Dick Crossman’s party was on 1 May and we went along. No one quite knows what his political position is at the moment. Ever since he parted with Nye he has been a Gaitskell fan. He denounced the ending of the H-bomb tests and has now come out against the H-bomb itself. I’m afraid it has ruptured his personal relationships with other members of the Party but we seem to be on his ‘new friends’ list. He had a different crowd of guests than before but we enjoyed it very much. He told me afterwards that the little group who had stayed for a talk had voted Caroline ‘the best wife for a leader of the Labour Party’.

Tuesday 21 May

A Party meeting this morning on the new National Superannuation Pensions Plan. Dick Crossman introduced it with all the lucidity that he commands. It is such a complicated new idea that it will take weeks for the Party to understand it and years for the local Parties and the general public. It is certainly the most exciting thing that has happened since the Beveridge Report. Dick Crossman will undoubtedly be the first Minister of Pensions after the Election and will find a haven for his talents after the storm since 1945.

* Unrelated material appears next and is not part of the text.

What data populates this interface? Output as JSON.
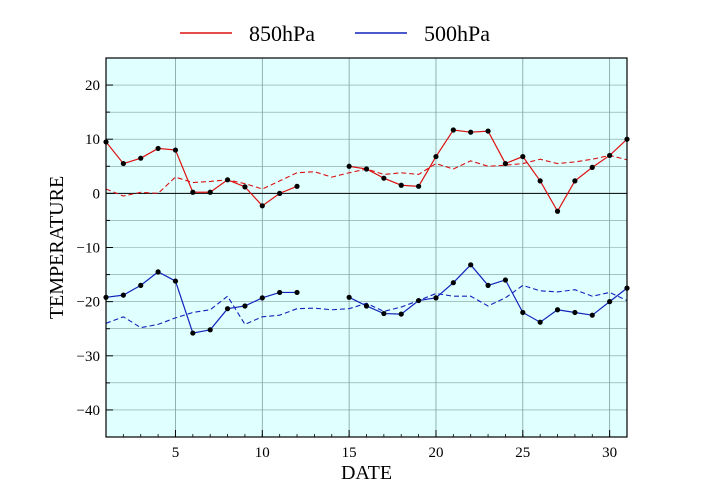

This evening Nye Bevan spoke to the Commonwealth and Colonies group of the Party. It was a joint meeting with the Foreign Affairs group and he kept us enthralled for fifty minutes. He described his talks with Nehru and the significance of the Communist victory in Kerala. The brilliance of the word-spinner captivated the audience, who listened with rapt attention. But on reflection I was more than disappointed with what Nye had said and the way he had said it. As in his speech in the House last Thursday night, he took a much more anti-Egyptian line than is reasonable and became an advocate of
realpolitik
with a certain zest. The doctrine that backward countries could not nationalise their industries for fear of losing foreign credits was, I thought, a very dangerous one. Nye will have to be watched for fear that he become not only the darling of the Tory Party – which he is already – but that by his speeches and actions he deserve that title.

Saturday 25 May

This evening to Tony Crosland’s party. His divorce came through two days ago and this must have been some sort of celebration. I only knew two people there – Hugh Dalton and Roy Jenkins. The rest were a sort of rootless crowd of nondescript men and rather sulky women between twenty-five
and thirty-five. Tony is, of course, a very unhappy person. I’ve known him for eleven years and at one time we were very close friends indeed.

The main trouble is his strict Nonconformist background. His parents were Plymouth Brethren and against them he has been in constant revolt. His years in the war gave him the excuse for thinking that his youth had gone and he has been trying to catch up since 1945. At thirty-nine it is rather silly. But he is in fact a very kind man. He taught me economics as a favour in the evenings and we went to the cinema together. Without his recommendation I should never have got Bristol SE and without the redistribution in my favour he would never have lost South Gloucestershire. He is unusually gifted as an economist and has a very clear mind with a very great faith in the power of reason. But the proof of his unhappiness is his curious death wish, which he showed when in the Commons, and which now takes the form of affecting to be bored with current politics. If he gets back into Parliament he will get high office. If he does not, then his life could be a very tragic one.

Friday 31 May

This evening Caroline and I went to Hampstead to a party given by the Gaitskells. Adlai Stevenson was the guest of honour and he had been there for dinner. It was very crowded and we stayed from 9.30 until about 1.45. It was amusing to see who had been invited. Nye was not there but most other members of the Parliamentary Committee were. The only trade union leader was Frank Cousins with his wife.